Under General Zia, local governments were introduced in the absence of national or provincial governments under the direct control of the military. Local government elections were held on a non-party basis in all provinces in Pakistan.
While Ayub Khan had increased the share of development funding for rural areas to muster political support from these regions, the General Zia regime also maintained rural-urban divide, as his local government system did not require urban councils to share the benefit of such councils increased per capita income with that of rural councils.
The “Journal of International Politics notes: “The system of non-party elections for local governments introduced by Ayub Khan and Zia had a long-lasting impact on Pakistani politics. The candidates could not mobilise people on party bases and consequently relied on their clans and castes to support them in local government elections.

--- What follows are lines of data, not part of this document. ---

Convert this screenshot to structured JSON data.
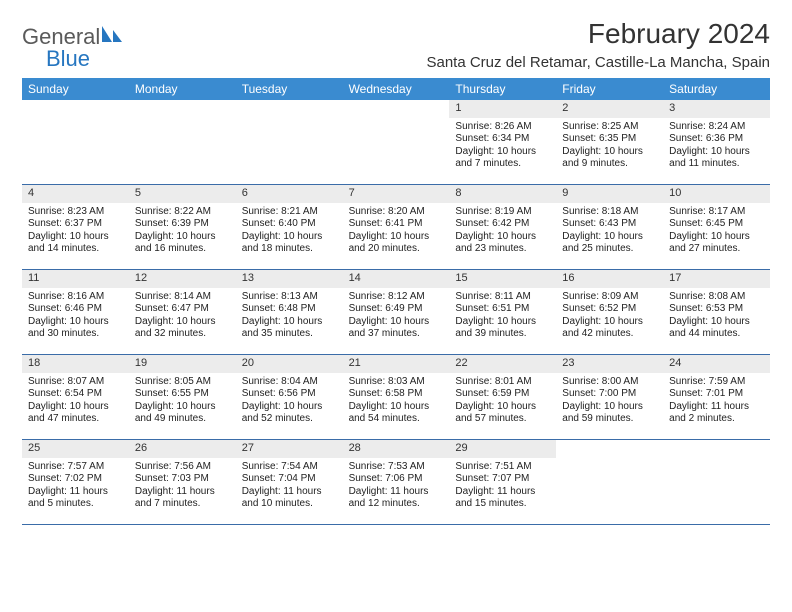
{
  "brand": {
    "general": "General",
    "blue": "Blue"
  },
  "title": "February 2024",
  "location": "Santa Cruz del Retamar, Castille-La Mancha, Spain",
  "colors": {
    "header_bg": "#3a8bd0",
    "week_divider": "#3a6ca8",
    "daynum_bg": "#ececec",
    "logo_blue": "#2676c0",
    "logo_gray": "#5a5a5a"
  },
  "daysOfWeek": [
    "Sunday",
    "Monday",
    "Tuesday",
    "Wednesday",
    "Thursday",
    "Friday",
    "Saturday"
  ],
  "weeks": [
    [
      null,
      null,
      null,
      null,
      {
        "n": "1",
        "sr": "Sunrise: 8:26 AM",
        "ss": "Sunset: 6:34 PM",
        "d1": "Daylight: 10 hours",
        "d2": "and 7 minutes."
      },
      {
        "n": "2",
        "sr": "Sunrise: 8:25 AM",
        "ss": "Sunset: 6:35 PM",
        "d1": "Daylight: 10 hours",
        "d2": "and 9 minutes."
      },
      {
        "n": "3",
        "sr": "Sunrise: 8:24 AM",
        "ss": "Sunset: 6:36 PM",
        "d1": "Daylight: 10 hours",
        "d2": "and 11 minutes."
      }
    ],
    [
      {
        "n": "4",
        "sr": "Sunrise: 8:23 AM",
        "ss": "Sunset: 6:37 PM",
        "d1": "Daylight: 10 hours",
        "d2": "and 14 minutes."
      },
      {
        "n": "5",
        "sr": "Sunrise: 8:22 AM",
        "ss": "Sunset: 6:39 PM",
        "d1": "Daylight: 10 hours",
        "d2": "and 16 minutes."
      },
      {
        "n": "6",
        "sr": "Sunrise: 8:21 AM",
        "ss": "Sunset: 6:40 PM",
        "d1": "Daylight: 10 hours",
        "d2": "and 18 minutes."
      },
      {
        "n": "7",
        "sr": "Sunrise: 8:20 AM",
        "ss": "Sunset: 6:41 PM",
        "d1": "Daylight: 10 hours",
        "d2": "and 20 minutes."
      },
      {
        "n": "8",
        "sr": "Sunrise: 8:19 AM",
        "ss": "Sunset: 6:42 PM",
        "d1": "Daylight: 10 hours",
        "d2": "and 23 minutes."
      },
      {
        "n": "9",
        "sr": "Sunrise: 8:18 AM",
        "ss": "Sunset: 6:43 PM",
        "d1": "Daylight: 10 hours",
        "d2": "and 25 minutes."
      },
      {
        "n": "10",
        "sr": "Sunrise: 8:17 AM",
        "ss": "Sunset: 6:45 PM",
        "d1": "Daylight: 10 hours",
        "d2": "and 27 minutes."
      }
    ],
    [
      {
        "n": "11",
        "sr": "Sunrise: 8:16 AM",
        "ss": "Sunset: 6:46 PM",
        "d1": "Daylight: 10 hours",
        "d2": "and 30 minutes."
      },
      {
        "n": "12",
        "sr": "Sunrise: 8:14 AM",
        "ss": "Sunset: 6:47 PM",
        "d1": "Daylight: 10 hours",
        "d2": "and 32 minutes."
      },
      {
        "n": "13",
        "sr": "Sunrise: 8:13 AM",
        "ss": "Sunset: 6:48 PM",
        "d1": "Daylight: 10 hours",
        "d2": "and 35 minutes."
      },
      {
        "n": "14",
        "sr": "Sunrise: 8:12 AM",
        "ss": "Sunset: 6:49 PM",
        "d1": "Daylight: 10 hours",
        "d2": "and 37 minutes."
      },
      {
        "n": "15",
        "sr": "Sunrise: 8:11 AM",
        "ss": "Sunset: 6:51 PM",
        "d1": "Daylight: 10 hours",
        "d2": "and 39 minutes."
      },
      {
        "n": "16",
        "sr": "Sunrise: 8:09 AM",
        "ss": "Sunset: 6:52 PM",
        "d1": "Daylight: 10 hours",
        "d2": "and 42 minutes."
      },
      {
        "n": "17",
        "sr": "Sunrise: 8:08 AM",
        "ss": "Sunset: 6:53 PM",
        "d1": "Daylight: 10 hours",
        "d2": "and 44 minutes."
      }
    ],
    [
      {
        "n": "18",
        "sr": "Sunrise: 8:07 AM",
        "ss": "Sunset: 6:54 PM",
        "d1": "Daylight: 10 hours",
        "d2": "and 47 minutes."
      },
      {
        "n": "19",
        "sr": "Sunrise: 8:05 AM",
        "ss": "Sunset: 6:55 PM",
        "d1": "Daylight: 10 hours",
        "d2": "and 49 minutes."
      },
      {
        "n": "20",
        "sr": "Sunrise: 8:04 AM",
        "ss": "Sunset: 6:56 PM",
        "d1": "Daylight: 10 hours",
        "d2": "and 52 minutes."
      },
      {
        "n": "21",
        "sr": "Sunrise: 8:03 AM",
        "ss": "Sunset: 6:58 PM",
        "d1": "Daylight: 10 hours",
        "d2": "and 54 minutes."
      },
      {
        "n": "22",
        "sr": "Sunrise: 8:01 AM",
        "ss": "Sunset: 6:59 PM",
        "d1": "Daylight: 10 hours",
        "d2": "and 57 minutes."
      },
      {
        "n": "23",
        "sr": "Sunrise: 8:00 AM",
        "ss": "Sunset: 7:00 PM",
        "d1": "Daylight: 10 hours",
        "d2": "and 59 minutes."
      },
      {
        "n": "24",
        "sr": "Sunrise: 7:59 AM",
        "ss": "Sunset: 7:01 PM",
        "d1": "Daylight: 11 hours",
        "d2": "and 2 minutes."
      }
    ],
    [
      {
        "n": "25",
        "sr": "Sunrise: 7:57 AM",
        "ss": "Sunset: 7:02 PM",
        "d1": "Daylight: 11 hours",
        "d2": "and 5 minutes."
      },
      {
        "n": "26",
        "sr": "Sunrise: 7:56 AM",
        "ss": "Sunset: 7:03 PM",
        "d1": "Daylight: 11 hours",
        "d2": "and 7 minutes."
      },
      {
        "n": "27",
        "sr": "Sunrise: 7:54 AM",
        "ss": "Sunset: 7:04 PM",
        "d1": "Daylight: 11 hours",
        "d2": "and 10 minutes."
      },
      {
        "n": "28",
        "sr": "Sunrise: 7:53 AM",
        "ss": "Sunset: 7:06 PM",
        "d1": "Daylight: 11 hours",
        "d2": "and 12 minutes."
      },
      {
        "n": "29",
        "sr": "Sunrise: 7:51 AM",
        "ss": "Sunset: 7:07 PM",
        "d1": "Daylight: 11 hours",
        "d2": "and 15 minutes."
      },
      null,
      null
    ]
  ]
}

The new political elite that emerged from local councils during General Zia’s time was elected to national and provincial parliaments through a non-party system of elections and came to power through military patronage and the strength of their clan and caste. These new politicians, after becoming members of national and provincial parliaments, introduced politics based on their experience of local governance. They started patronising their clan-based constituencies by using development funds to boost their chances to be re-elected.”